Isn't that a feature? The problem is L3 size and mesh performance overall, the fact that compute die is full SoC with I/O etc. I think if Intel can add respectable sized L3, things would get better immediately. Taking 50ns hit on checking 100MB L3 cache is beyond stupid.
IF they produce compute chiplets with Cores + L3, have mem and IO on separate die AND still share L3 i'd be quite happy for plenty of workloads we have.
I see, so bigger L3 would make it more worth while to take the hit (to check), because there would more likely be a cache hit rather than miss.

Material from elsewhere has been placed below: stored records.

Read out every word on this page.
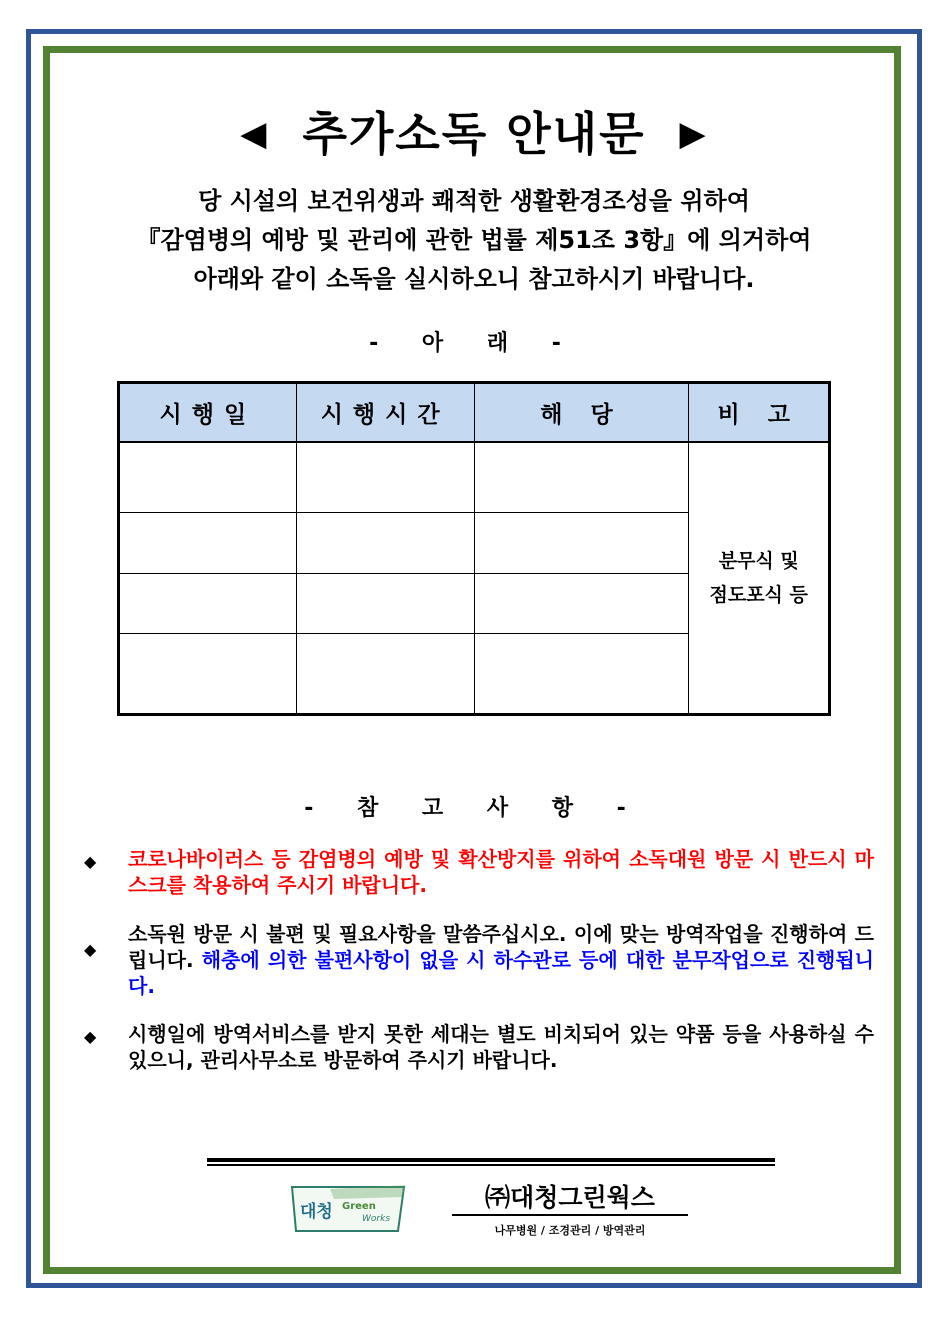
◀ 추가소독 안내문 ▶
당 시설의 보건위생과 쾌적한 생활환경조성을 위하여
『감염병의 예방 및 관리에 관한 법률 제51조 3항』에 의거하여
아래와 같이 소독을 실시하오니 참고하시기 바랍니다.
- 아 래 -
시행일	시행시간	해 당	비 고

			분무식 및
점도포식 등

- 참 고 사 항 -
◆ 코로나바이러스 등 감염병의 예방 및 확산방지를 위하여 소독대원 방문 시 반드시 마스크를 착용하여 주시기 바랍니다.
◆
소독원 방문 시 불편 및 필요사항을 말씀주십시오. 이에 맞는 방역작업을 진행하여 드립니다. 해충에 의한 불편사항이 없을 시 하수관로 등에 대한 분무작업으로 진행됩니다.
◆ 시행일에 방역서비스를 받지 못한 세대는 별도 비치되어 있는 약품 등을 사용하실 수 있으니, 관리사무소로 방문하여 주시기 바랍니다.
대청 Green
Works
㈜대청그린웍스
나무병원 / 조경관리 / 방역관리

If MLID leak is close to correct, and GNR has 3 large die with ~44 cores each, I don't think there is going to be room for a lot more L3. Maybe some more, but nothing like a gigabyte.
Remember on AMD, once you go beyond 8 core sized workload, you communicate through memory.
We had a peak at future AMD designs, and it seems that's what AMD is going with (going forward). Turbo charged with MALL (Memory Attached Last Level Cache). So seemingly sending the request to memory, but having a cache there to serve some requests from cache.
So, it seems (for now), AMD has given up on any direct sharing of L3. I wonder if Venice changes it in any way, or if AMD just strengthens the MALL.
It may be possible to have some cache coherency algorithms with homogeneous chiplets, but likely impossible with heterogeneous package, sharing CPU, GPU and maybe some AI or other dedicated chiplets.